Nach dem Ersten Weltkrieg trennte der Vertrag von Versailles in seiner Festlegung der neuen Grenzen Ostpreußens (Artikel 28) das von nun an in Deutschland "Memelland" genannte Gebiet ohne Abstimmung vom Deutschen Reich ab. Deutschland musste sich außerdem bereit erklären, eine später von den Alliierten zu treffende staatliche Zugehörigkeit des Memellandes anzuerkennen (Artikel 99).

Diese Abtrennung erfolgte aufgrund der litauischsprachigen Minderheit, den so genannten Kleinlitauern.

Seit 1920 war das Memelland unter französischer Verwaltung (Schutzherrschaft), da Litauen als Staat nicht international anerkannt war.
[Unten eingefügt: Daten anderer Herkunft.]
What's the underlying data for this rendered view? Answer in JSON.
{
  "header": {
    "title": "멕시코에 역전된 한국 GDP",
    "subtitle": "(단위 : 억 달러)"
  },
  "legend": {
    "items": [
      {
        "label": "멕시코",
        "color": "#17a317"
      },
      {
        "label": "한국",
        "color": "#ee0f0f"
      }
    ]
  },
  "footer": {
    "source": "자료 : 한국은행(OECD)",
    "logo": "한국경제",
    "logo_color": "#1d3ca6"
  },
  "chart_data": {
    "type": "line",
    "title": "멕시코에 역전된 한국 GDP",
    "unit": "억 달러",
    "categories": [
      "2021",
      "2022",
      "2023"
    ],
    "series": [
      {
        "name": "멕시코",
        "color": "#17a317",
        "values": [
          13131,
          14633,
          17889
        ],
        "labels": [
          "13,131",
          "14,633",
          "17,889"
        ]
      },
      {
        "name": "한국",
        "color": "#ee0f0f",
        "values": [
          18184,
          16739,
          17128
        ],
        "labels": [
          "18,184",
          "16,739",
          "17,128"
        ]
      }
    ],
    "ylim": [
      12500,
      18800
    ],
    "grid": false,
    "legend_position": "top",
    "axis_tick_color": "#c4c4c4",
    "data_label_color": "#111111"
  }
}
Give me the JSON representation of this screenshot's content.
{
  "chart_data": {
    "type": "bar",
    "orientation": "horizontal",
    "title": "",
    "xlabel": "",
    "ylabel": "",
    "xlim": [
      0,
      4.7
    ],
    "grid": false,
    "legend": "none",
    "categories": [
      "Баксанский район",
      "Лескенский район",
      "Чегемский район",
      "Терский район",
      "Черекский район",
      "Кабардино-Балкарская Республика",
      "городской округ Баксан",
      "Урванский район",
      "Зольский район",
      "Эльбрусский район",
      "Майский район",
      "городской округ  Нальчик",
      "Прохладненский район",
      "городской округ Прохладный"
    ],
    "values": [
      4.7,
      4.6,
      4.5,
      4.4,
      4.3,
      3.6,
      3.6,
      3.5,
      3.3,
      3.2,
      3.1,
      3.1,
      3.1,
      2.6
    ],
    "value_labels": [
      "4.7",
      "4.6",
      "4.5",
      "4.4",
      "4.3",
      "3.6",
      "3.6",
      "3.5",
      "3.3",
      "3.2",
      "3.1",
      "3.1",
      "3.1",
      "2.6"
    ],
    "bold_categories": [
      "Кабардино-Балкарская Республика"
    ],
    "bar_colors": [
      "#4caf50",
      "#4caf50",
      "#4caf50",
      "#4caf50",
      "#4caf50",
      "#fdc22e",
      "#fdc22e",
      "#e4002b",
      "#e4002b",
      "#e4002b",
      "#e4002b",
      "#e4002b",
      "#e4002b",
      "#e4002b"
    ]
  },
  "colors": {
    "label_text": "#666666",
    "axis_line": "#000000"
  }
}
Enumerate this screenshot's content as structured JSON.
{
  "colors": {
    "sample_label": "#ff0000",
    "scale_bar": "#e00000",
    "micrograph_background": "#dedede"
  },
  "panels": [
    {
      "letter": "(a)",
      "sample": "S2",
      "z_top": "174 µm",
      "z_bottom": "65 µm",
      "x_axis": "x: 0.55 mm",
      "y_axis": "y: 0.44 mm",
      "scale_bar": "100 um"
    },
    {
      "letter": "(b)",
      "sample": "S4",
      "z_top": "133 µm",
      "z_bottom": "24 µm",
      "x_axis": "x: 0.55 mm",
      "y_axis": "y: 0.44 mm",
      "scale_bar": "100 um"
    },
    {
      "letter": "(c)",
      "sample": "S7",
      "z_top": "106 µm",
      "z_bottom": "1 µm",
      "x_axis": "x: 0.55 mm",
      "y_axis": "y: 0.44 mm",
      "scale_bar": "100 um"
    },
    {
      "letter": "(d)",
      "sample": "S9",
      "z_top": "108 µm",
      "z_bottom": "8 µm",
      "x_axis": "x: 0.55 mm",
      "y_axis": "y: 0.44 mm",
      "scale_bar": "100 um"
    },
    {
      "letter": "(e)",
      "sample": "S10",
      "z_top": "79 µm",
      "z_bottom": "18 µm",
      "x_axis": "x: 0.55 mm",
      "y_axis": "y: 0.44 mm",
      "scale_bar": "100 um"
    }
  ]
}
Im Januar 1923 ergriffen nationalistische Litauer und Freischärler unter Leitung von Erdmann Simonaitis die Macht in Kleinlitauen, als Deutschland durch die Besetzung des Ruhrgebiets durch Frankreich und Belgien geschwächt war. Heute ist bekannt, dass dieser Coup mit Duldung und Unterstützung der deutschen Regierung erfolgte. Diese Annexion wurde in der Memelkonvention vom Völkerbund anerkannt, allerdings wurde eine Autonomie des Memellandes innerhalb Litauens verlangt. Wahlen im Memelland erbrachten hohe Stimmenanteile (etwa 80%) für die deutschen Parteien, so dass 1926 per Kriegsrecht die Autonomie weitgehend aufgehoben wurde.

Im März 1939 wurde das Memelland nach intensivem Druck Deutschlands wieder Teil des Deutschen Reiches. Obwohl vorwiegend von der deutschen Bevölkerung erwünscht, waren auch viele (Klein)litauer von der Politik Litauens enttäuscht und unterstützten die Rückkehr zu Deutschland.

Mit Ankunft der Roten Armee am Ende des Zweiten Weltkrieges fiel Kleinlitauen unter sowjetische Besatzung. Es wurde der litauischen Sowjetrepublik angegliedert, und bildet seit dem Zerfall der UdSSR den Hauptteil der litauischen Küstenregion.

Die Bevölkerung Kleinlitauens setzt sich seit Flucht und Vertreibung der deutschsprachigen Bewohner am Ende des Zweiten Weltkriegs sowie der danach erfolgten innersowjetischen Umsiedlung verstärkt aus Menschen des restlichen Litauens sowie Russlands zusammen. Alteingesessene Kleinlitauer und Deutsche gibt es nur noch recht wenige. Dadurch ist das seit der Reformation evangelisch geprägte Gebiet heute vorwiegend katholisch geworden.